Cela a commencé après un petit tremblement de terre, dans la région de Castelloubon. La première disparition fut celle d’un berger en chemin pour une grange, juste au-dessus de Juncalas. La suivante, plus marquante, fut celle de toute une ferme, située non loin de l’ancien château des vicomtes du Lavedan qui y vivent encore de temps en temps, mais qu’ils n’usent plus en tant que résidence principale. Cela portait à onze le nombre de disparus. Le comte de Bigorre avait sommé le vicomte de Lavedan de faire quelque chose mais malgré les efforts de ce-dernier, on ne trouva pas la moindre piste pour expliquer les faits. Le comte avait alors envoyé une petite troupe sous les ordres d’un prêtre particulièrement érudit pour ne voir revenir qu’un écuyer, rendu fou par ce qu’il avait vu, et répétant sans cesse que « les Ténèbres avançaient à l’ombre de la montagne ». Il finit par se donner la mort en se jetant du haut du donjon. Le comte a alors demandé l’aide de Toulouse. Les serfs ne se déplacent plus qu’en formant des troupes armées, ralentissant d’autant le travail aux champs ou dans les ardoisières. Le seigneur ne souhaite pas laisser la vallée dans un tel état de terreur.

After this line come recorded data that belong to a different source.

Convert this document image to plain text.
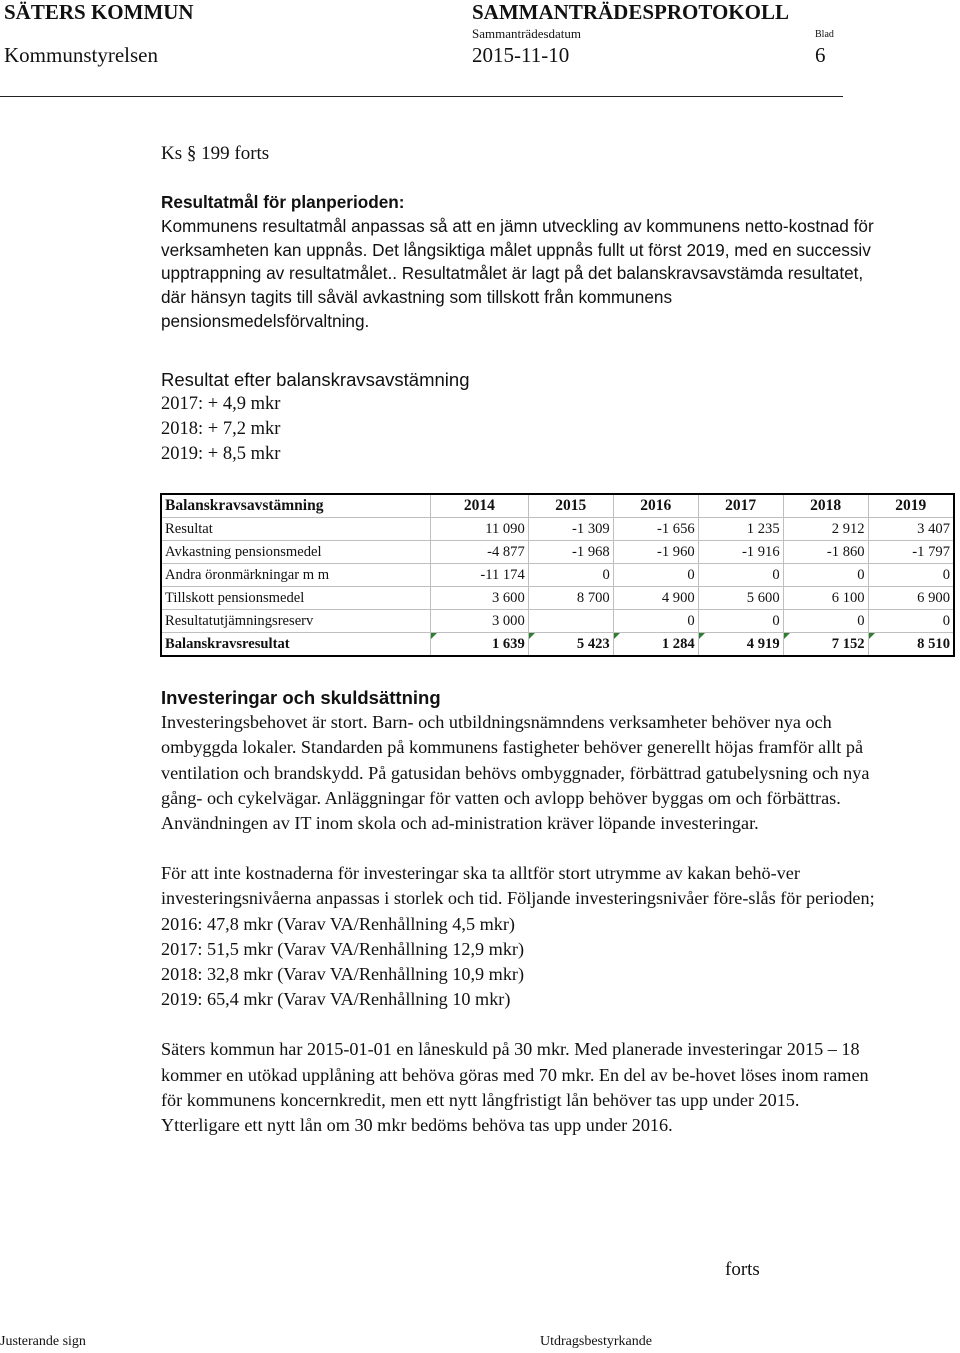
SÄTERS KOMMUN	SAMMANTRÄDESPROTOKOLL
Sammanträdesdatum	Blad
Kommunstyrelsen	2015-11-10	6
Ks § 199 forts

Resultatmål för planperioden:

Kommunens resultatmål anpassas så att en jämn utveckling av kommunens netto-kostnad för verksamheten kan uppnås. Det långsiktiga målet uppnås fullt ut först 2019, med en successiv upptrappning av resultatmålet.. Resultatmålet är lagt på det balanskravsavstämda resultatet, där hänsyn tagits till såväl avkastning som tillskott från kommunens pensionsmedelsförvaltning.

Resultat efter balanskravsavstämning
2017: + 4,9 mkr
2018: + 7,2 mkr
2019: + 8,5 mkr
Balanskravsavstämning	2014	2015	2016	2017	2018	2019
Resultat	11 090	-1 309	-1 656	1 235	2 912	3 407
Avkastning pensionsmedel	-4 877	-1 968	-1 960	-1 916	-1 860	-1 797
Andra öronmärkningar m m	-11 174	0	0	0	0	0
Tillskott pensionsmedel	3 600	8 700	4 900	5 600	6 100	6 900
Resultatutjämningsreserv	3 000		0	0	0	0
Balanskravsresultat	1 639	5 423	1 284	4 919	7 152	8 510

Investeringar och skuldsättning

Investeringsbehovet är stort. Barn- och utbildningsnämndens verksamheter behöver nya och ombyggda lokaler. Standarden på kommunens fastigheter behöver generellt höjas framför allt på ventilation och brandskydd. På gatusidan behövs ombyggnader, förbättrad gatubelysning och nya gång- och cykelvägar. Anläggningar för vatten och avlopp behöver byggas om och förbättras. Användningen av IT inom skola och ad-ministration kräver löpande investeringar.

För att inte kostnaderna för investeringar ska ta alltför stort utrymme av kakan behö-ver investeringsnivåerna anpassas i storlek och tid. Följande investeringsnivåer före-slås för perioden;

2016: 47,8 mkr (Varav VA/Renhållning 4,5 mkr)

2017: 51,5 mkr (Varav VA/Renhållning 12,9 mkr)

2018: 32,8 mkr (Varav VA/Renhållning 10,9 mkr)

2019: 65,4 mkr (Varav VA/Renhållning 10 mkr)

Säters kommun har 2015-01-01 en låneskuld på 30 mkr. Med planerade investeringar 2015 – 18 kommer en utökad upplåning att behöva göras med 70 mkr. En del av be-hovet löses inom ramen för kommunens koncernkredit, men ett nytt långfristigt lån behöver tas upp under 2015. Ytterligare ett nytt lån om 30 mkr bedöms behöva tas upp under 2016.

forts
Justerande sign	Utdragsbestyrkande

Martin est parti depuis une bonne heure que j’ai mise à profit pour aménager sommairement la grotte qui autrefois abritait nos escapades, à mes jeunes camarades et moi, quand nous osions nous aventurer aux portes de la vallée. Le bois des petits meubles avait pourri depuis des lustres, au contraire de la table en chêne massif que nous avions taillé et travaillé de nos propres mains. Je me pris à sourire en chassant la poussière sur le bois poli par les années. Charles était mort lors du siège d’Antioche, Centot avait laissé la jambe et la vie quand nous avions pénétré dans Jérusalem. Louis et Jean qu’étaient-ils devenus, eux qu’on avait obligé à rester sur les terres ancestrales ? Je suis un imbécile de songer à eux, car il n’est nullement question de me faire reconnaître auprès des personnes qui me côtoyaient autrefois et si par un hasard malencontreux quelqu’un venait à mettre un nom sur mon visage, je nierais tout simplement. Au-dehors, le soleil brille. Je vais attendre encore une heure en espérant qu’elle arrivera d’ici là. Je ne peux pas commencer mon enquête sans elle ».